From Tolstoy to the Queen of Horror: Childhood in Russian literature

A screenshot from 'Bury Me Behind the Baseboard' movie, based on the book by Pavel Sanaev. Source: Kinopoisk.ru

A screenshot from 'Bury Me Behind the Baseboard' movie, based on the book by Pavel Sanaev. Source: Kinopoisk.ru

June 1 is International Children's Day, and so to mark this occasion RBTH presents a round-up of famous Russian literature on the theme of childhood.

Many Russian writers, including Tolstoy, Gorky, Bunin and Nabokov, have recalled and written about childhood, each bringing their own style and interpretation to this subject.

 

Tolstoy the trailblazer

As with so much else in Russian literature, Leo Tolstoy was the first major Russian author to combine autobiography with fiction in his depiction of his early years. When he sent his first novel, Childhood (1852) to The Contemporary magazine, the editor changed the title to History of My Childhood, which angered Tolstoy at the time, although he later recognized that the book was not a work of pure fiction.

Childhood dates form the Caucasian War and bears the influence of Rousseau, Dickens and Sterne. Life in the city only holds negative connotations for the boy, and Tolstoy uses his special, almost spiritual relationship to nature to explore the idea that childhood innocence is a paradise lost. “Happy, happy unforgettable time of childhood! How can one not love, not cherish its memories?” wrote Tolstoy.

Aleksey Peshok, the main character in Maxim Gorky’s My Childhood (1913-1914), the first part of an autobiographical trilogy, does not live in a Tolstoyan paradise. His upbringing is deeply affected by intense, violent arguments between his uncles, the beatings meted out by his grandfather, and his mother's complex and difficult life. It is only the compassion and care shown to the boy by his grandmother that allows him to navigate this harsh environment without his spirit being broken.

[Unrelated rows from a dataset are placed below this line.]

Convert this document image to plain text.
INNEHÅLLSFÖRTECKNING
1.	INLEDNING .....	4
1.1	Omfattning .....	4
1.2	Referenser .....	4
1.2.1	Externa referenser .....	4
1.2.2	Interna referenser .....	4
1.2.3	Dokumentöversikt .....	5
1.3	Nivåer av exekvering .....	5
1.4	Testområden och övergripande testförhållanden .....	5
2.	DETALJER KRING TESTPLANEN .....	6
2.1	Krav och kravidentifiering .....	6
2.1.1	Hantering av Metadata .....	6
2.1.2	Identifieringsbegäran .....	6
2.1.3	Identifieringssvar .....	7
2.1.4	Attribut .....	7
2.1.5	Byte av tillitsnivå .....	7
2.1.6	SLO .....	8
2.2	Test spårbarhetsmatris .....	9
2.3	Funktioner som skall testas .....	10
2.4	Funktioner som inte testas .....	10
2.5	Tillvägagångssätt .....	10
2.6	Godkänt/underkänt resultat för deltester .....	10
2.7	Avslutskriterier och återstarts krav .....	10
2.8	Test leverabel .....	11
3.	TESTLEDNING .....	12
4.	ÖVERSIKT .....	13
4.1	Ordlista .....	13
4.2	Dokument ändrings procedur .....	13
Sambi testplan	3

Gorky's book is notable for its depiction of the struggles faced by ordinary Russians of the day, and forms an excellent counter-balance to Tolstoy's fictional recollections of his own childhood.

 

Orthodoxy and exile

During Stalin’s day, literature about childhood was used as a means of propagating socialism and its ideals. One of the most accomplished prose writers of this era was Valentin Kataev. His narrative takes on an epic quality, and the transformation of the immature child into an adult is part of the process of socialization and integration into the collective. Kataev’s Son of the Regiment (1945), the story of an orphan boy adopted by an artillery regiment during the war, was an immense success, and was made into a movie almost immediately.

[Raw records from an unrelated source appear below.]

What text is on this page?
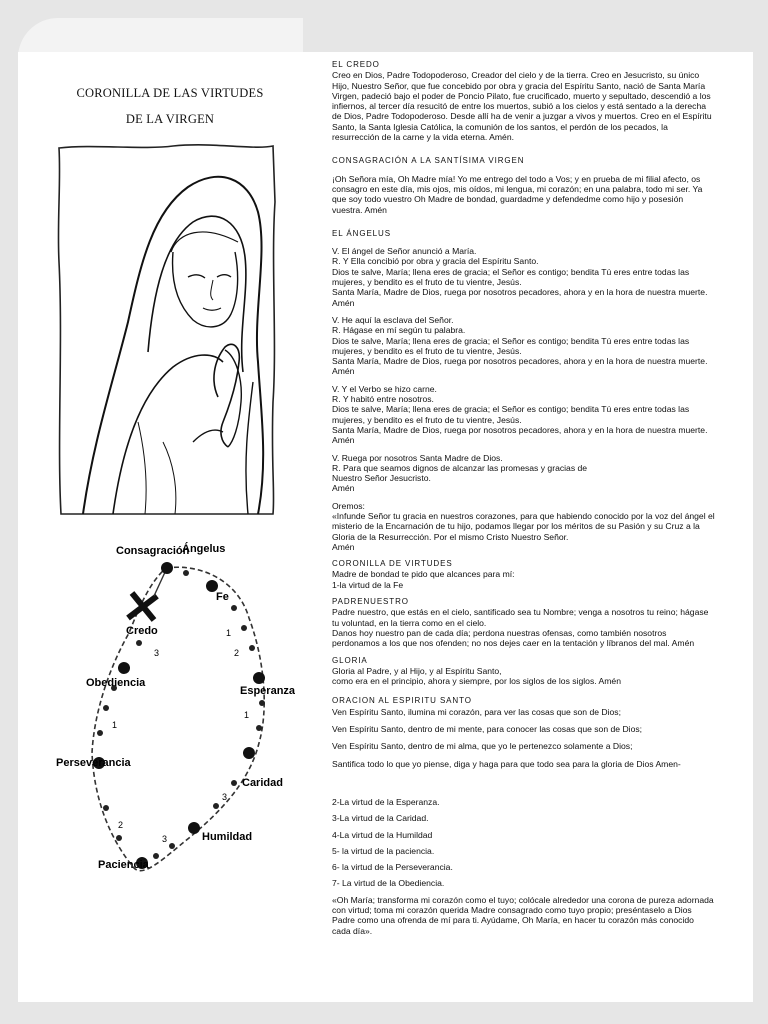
CORONILLA DE LAS VIRTUDES
DE LA VIRGEN
Consagración
Ángelus
Fe
Credo
Obediencia
Esperanza
Perseverancia
Caridad
Humildad
Paciencia
1
2
1
3
3
2
1
3
EL CREDO

Creo en Dios, Padre Todopoderoso, Creador del cielo y de la tierra. Creo en Jesucristo, su único
Hijo, Nuestro Señor, que fue concebido por obra y gracia del Espíritu Santo, nació de Santa María
Virgen, padeció bajo el poder de Poncio Pilato, fue crucificado, muerto y sepultado, descendió a los
infiernos, al tercer día resucitó de entre los muertos, subió a los cielos y está sentado a la derecha
de Dios, Padre Todopoderoso. Desde allí ha de venir a juzgar a vivos y muertos. Creo en el Espíritu
Santo, la Santa Iglesia Católica, la comunión de los santos, el perdón de los pecados, la
resurrección de la carne y la vida eterna. Amén.

CONSAGRACIÓN A LA SANTÍSIMA VIRGEN

¡Oh Señora mía, Oh Madre mía! Yo me entrego del todo a Vos; y en prueba de mi filial afecto, os
consagro en este día, mis ojos, mis oídos, mi lengua, mi corazón; en una palabra, todo mi ser. Ya
que soy todo vuestro Oh Madre de bondad, guardadme y defendedme como hijo y posesión
vuestra. Amén

EL ÁNGELUS

V. El ángel de Señor anunció a María.
R. Y Ella concibió por obra y gracia del Espíritu Santo.
Dios te salve, María; llena eres de gracia; el Señor es contigo; bendita Tú eres entre todas las
mujeres, y bendito es el fruto de tu vientre, Jesús.
Santa María, Madre de Dios, ruega por nosotros pecadores, ahora y en la hora de nuestra muerte.
Amén

V. He aquí la esclava del Señor.
R. Hágase en mí según tu palabra.
Dios te salve, María; llena eres de gracia; el Señor es contigo; bendita Tú eres entre todas las
mujeres, y bendito es el fruto de tu vientre, Jesús.
Santa María, Madre de Dios, ruega por nosotros pecadores, ahora y en la hora de nuestra muerte.
Amén

V. Y el Verbo se hizo carne.
R. Y habitó entre nosotros.
Dios te salve, María; llena eres de gracia; el Señor es contigo; bendita Tú eres entre todas las
mujeres, y bendito es el fruto de tu vientre, Jesús.
Santa María, Madre de Dios, ruega por nosotros pecadores, ahora y en la hora de nuestra muerte.
Amén

V. Ruega por nosotros Santa Madre de Dios.
R. Para que seamos dignos de alcanzar las promesas y gracias de
Nuestro Señor Jesucristo.
Amén

Oremos:
«Infunde Señor tu gracia en nuestros corazones, para que habiendo conocido por la voz del ángel el
misterio de la Encarnación de tu hijo, podamos llegar por los méritos de su Pasión y su Cruz a la
Gloria de la Resurrección. Por el mismo Cristo Nuestro Señor.
Amén

CORONILLA DE VIRTUDES

Madre de bondad te pido que alcances para mí:
1-la virtud de la Fe

PADRENUESTRO

Padre nuestro, que estás en el cielo, santificado sea tu Nombre; venga a nosotros tu reino; hágase
tu voluntad, en la tierra como en el cielo.

Danos hoy nuestro pan de cada día; perdona nuestras ofensas, como también nosotros
perdonamos a los que nos ofenden; no nos dejes caer en la tentación y líbranos del mal. Amén

GLORIA

Gloria al Padre, y al Hijo, y al Espíritu Santo,
como era en el principio, ahora y siempre, por los siglos de los siglos. Amén

ORACION AL ESPIRITU SANTO

Ven Espíritu Santo, ilumina mi corazón, para ver las cosas que son de Dios;

Ven Espíritu Santo, dentro de mi mente, para conocer las cosas que son de Dios;

Ven Espíritu Santo, dentro de mi alma, que yo le pertenezco solamente a Dios;

Santifica todo lo que yo piense, diga y haga para que todo sea para la gloria de Dios Amen-

2-La virtud de la Esperanza.

3-La virtud de la Caridad.

4-La virtud de la Humildad

5- la virtud de la paciencia.

6- la virtud de la Perseverancia.

7- La virtud de la Obediencia.

«Oh María; transforma mi corazón como el tuyo; colócale alrededor una corona de pureza adornada
con virtud; toma mi corazón querida Madre consagrado como tuyo propio; preséntaselo a Dios
Padre como una ofrenda de mí para ti. Ayúdame, Oh María, en hacer tu corazón más conocido
cada día».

Other mid-20th-century authors such as Bunin in The Life of Arseniev (1930) and Nabokovin Speak, Memory (1966) wrote about their childhood from exile. For both, their early years belonged to a time before the Bolsheviks, when they lived as privileged children: a golden age stolen by the Russian Revolution of 1917. Nabokov employees symbolist techniques to summon the emotional and descriptive impressions of an age and a type of family that is now long gone. Writing four years after the Cuban Missile Crisis, one of the most symbolic moments of tension between West and East, Nabokov recalls that his family loved Europe so much that he learned English before Russian, and his house was always filled with English products such as Pears Soap, Golden syrup and a collapsible rubber bath tub.

 

The Queen of Horror

Contemporary Russian literature about childhood has largely taken on a new and somber tone.  In his hugely successful autobiographical book Bury Me Behind the Baseboard (first published in a magazine in 1996 and then in book form in 2003) Pavel Sanaev recounts the agonizing years experienced by a boy taken away from his mother and raised by a tyrannical grandmother. It was made into a film in 2009.

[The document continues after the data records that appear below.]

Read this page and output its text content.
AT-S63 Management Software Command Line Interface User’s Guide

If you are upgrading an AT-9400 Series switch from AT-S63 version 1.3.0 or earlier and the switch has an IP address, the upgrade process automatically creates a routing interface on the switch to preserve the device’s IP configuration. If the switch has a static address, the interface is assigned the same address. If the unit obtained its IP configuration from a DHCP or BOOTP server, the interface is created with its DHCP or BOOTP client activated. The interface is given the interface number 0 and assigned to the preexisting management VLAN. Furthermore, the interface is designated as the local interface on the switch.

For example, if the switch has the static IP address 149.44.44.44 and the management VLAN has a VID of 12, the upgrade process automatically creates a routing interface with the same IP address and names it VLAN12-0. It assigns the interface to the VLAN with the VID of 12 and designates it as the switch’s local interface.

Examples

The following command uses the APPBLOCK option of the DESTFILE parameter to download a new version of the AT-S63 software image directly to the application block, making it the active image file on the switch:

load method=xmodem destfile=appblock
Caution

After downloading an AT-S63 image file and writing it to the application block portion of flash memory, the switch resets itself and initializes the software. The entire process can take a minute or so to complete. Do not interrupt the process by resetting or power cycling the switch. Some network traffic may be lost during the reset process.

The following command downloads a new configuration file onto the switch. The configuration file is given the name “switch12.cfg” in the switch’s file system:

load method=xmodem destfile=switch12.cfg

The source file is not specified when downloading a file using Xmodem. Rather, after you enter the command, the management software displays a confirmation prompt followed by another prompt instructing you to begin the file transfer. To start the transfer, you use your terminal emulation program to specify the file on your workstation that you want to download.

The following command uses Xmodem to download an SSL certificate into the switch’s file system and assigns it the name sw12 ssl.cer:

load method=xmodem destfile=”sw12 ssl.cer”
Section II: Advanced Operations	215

In the 21st century, the myth of childhood in Russian culture has moved to the opposite end of the spectrum from Tolstoy's paradisaical portrayal. Bestselling author Anna Starobinets, often dubbed the “Queen of Horror,” presents a terrifying vision of childhood in An Awkward Age (2005), which tracks a boy growing into adolescence whose body seems to have been colonized by ants. For Starobinets, Russian children live in a hostile environment of big cities, are in conflict with their parents, and often alienated as they seek to understand themselves and their place in the world.